Every now and then though, astronomers find that they have disappeared, sometimes with no readily apparent explanation for where they went. One such star was discovered to have vanished in 2019, leaving scientists stumped as to what happened.
The massive star was first spotted in 1962 in the metal-poor Kinman Dwarf galaxy around 75 million light-years away. From its spectra, it was determined to be a "luminous blue variable" star, giant stars that produce unpredictable variations in their light.
The star was seen repeatedly in observations of the Kinman Dwarf galaxy in the following decades. Then in 2019, astronomers looked using the European Southern Observatory's (ESO's) Very Large Telescope and found that the star – which had previously been 2.5 million times brighter than our Sun – had completely vanished.
Looking back through data, they found that it had disappeared from view sometime between 2011 and 2016. Usually, stars like this one would not disappear without a trace, instead ending their lives as bright supernovas.
"It would be highly unusual for such a massive star to disappear without producing a bright supernova explosion," Andrew Allan, then a PhD student at Trinity College Dublin and lead author on the paper, said in a statement. So where did it go?
Data indicated to the team that the star was undergoing a particularly strong outburst period before its disappearance, which can make blue variable stars lose mass and decrease in luminosity.

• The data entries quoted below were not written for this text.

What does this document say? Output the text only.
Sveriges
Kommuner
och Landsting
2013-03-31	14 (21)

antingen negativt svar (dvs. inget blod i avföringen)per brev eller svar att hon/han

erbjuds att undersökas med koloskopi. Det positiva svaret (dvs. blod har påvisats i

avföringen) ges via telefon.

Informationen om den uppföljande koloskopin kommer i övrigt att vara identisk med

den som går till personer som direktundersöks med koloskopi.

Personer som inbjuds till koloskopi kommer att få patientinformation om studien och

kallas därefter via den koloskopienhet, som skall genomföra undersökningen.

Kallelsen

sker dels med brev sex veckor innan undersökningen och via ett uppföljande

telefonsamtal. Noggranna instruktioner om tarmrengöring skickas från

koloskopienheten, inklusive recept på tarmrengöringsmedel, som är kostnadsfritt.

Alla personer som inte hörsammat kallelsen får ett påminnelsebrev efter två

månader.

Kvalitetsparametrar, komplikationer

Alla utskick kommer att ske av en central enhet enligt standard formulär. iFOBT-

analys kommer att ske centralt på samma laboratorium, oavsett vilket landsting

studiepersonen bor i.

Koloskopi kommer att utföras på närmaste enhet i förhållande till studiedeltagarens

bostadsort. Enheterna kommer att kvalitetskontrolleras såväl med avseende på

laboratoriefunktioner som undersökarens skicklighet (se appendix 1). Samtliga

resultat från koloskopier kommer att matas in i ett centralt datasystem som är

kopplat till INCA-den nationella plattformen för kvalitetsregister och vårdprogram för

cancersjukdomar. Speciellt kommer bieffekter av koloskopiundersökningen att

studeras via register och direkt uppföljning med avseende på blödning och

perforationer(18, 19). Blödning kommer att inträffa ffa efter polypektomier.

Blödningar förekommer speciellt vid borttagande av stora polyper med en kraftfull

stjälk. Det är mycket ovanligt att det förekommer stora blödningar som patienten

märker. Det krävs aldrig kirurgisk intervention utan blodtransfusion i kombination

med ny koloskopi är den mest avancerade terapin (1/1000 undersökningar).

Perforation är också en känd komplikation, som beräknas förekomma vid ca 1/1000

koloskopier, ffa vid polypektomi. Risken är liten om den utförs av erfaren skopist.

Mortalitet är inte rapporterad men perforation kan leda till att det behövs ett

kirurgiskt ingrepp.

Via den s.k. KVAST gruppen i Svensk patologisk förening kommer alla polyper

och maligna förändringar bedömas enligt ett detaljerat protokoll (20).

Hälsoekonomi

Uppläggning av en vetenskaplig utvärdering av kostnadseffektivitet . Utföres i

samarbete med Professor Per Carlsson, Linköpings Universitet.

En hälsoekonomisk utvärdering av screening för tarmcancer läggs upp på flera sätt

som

The team had two hypotheses. One, that the period of high activity led to a decrease in luminosity, which could explain the star's disappearance if coupled with the star being partially obscured by dust. Alternatively, the team say it's possible that the star collapsed into a black hole without going supernova, a rare event that would challenge what we know about the end of the lives of massive stars.
Unfortunately, an answer will be hard to come by, given that the galaxy is too far away to get a good look at with current technology. ESO’s Extremely Large Telescope, bigger than its Very Large Telescope, may provide more evidence when it launches in 2028.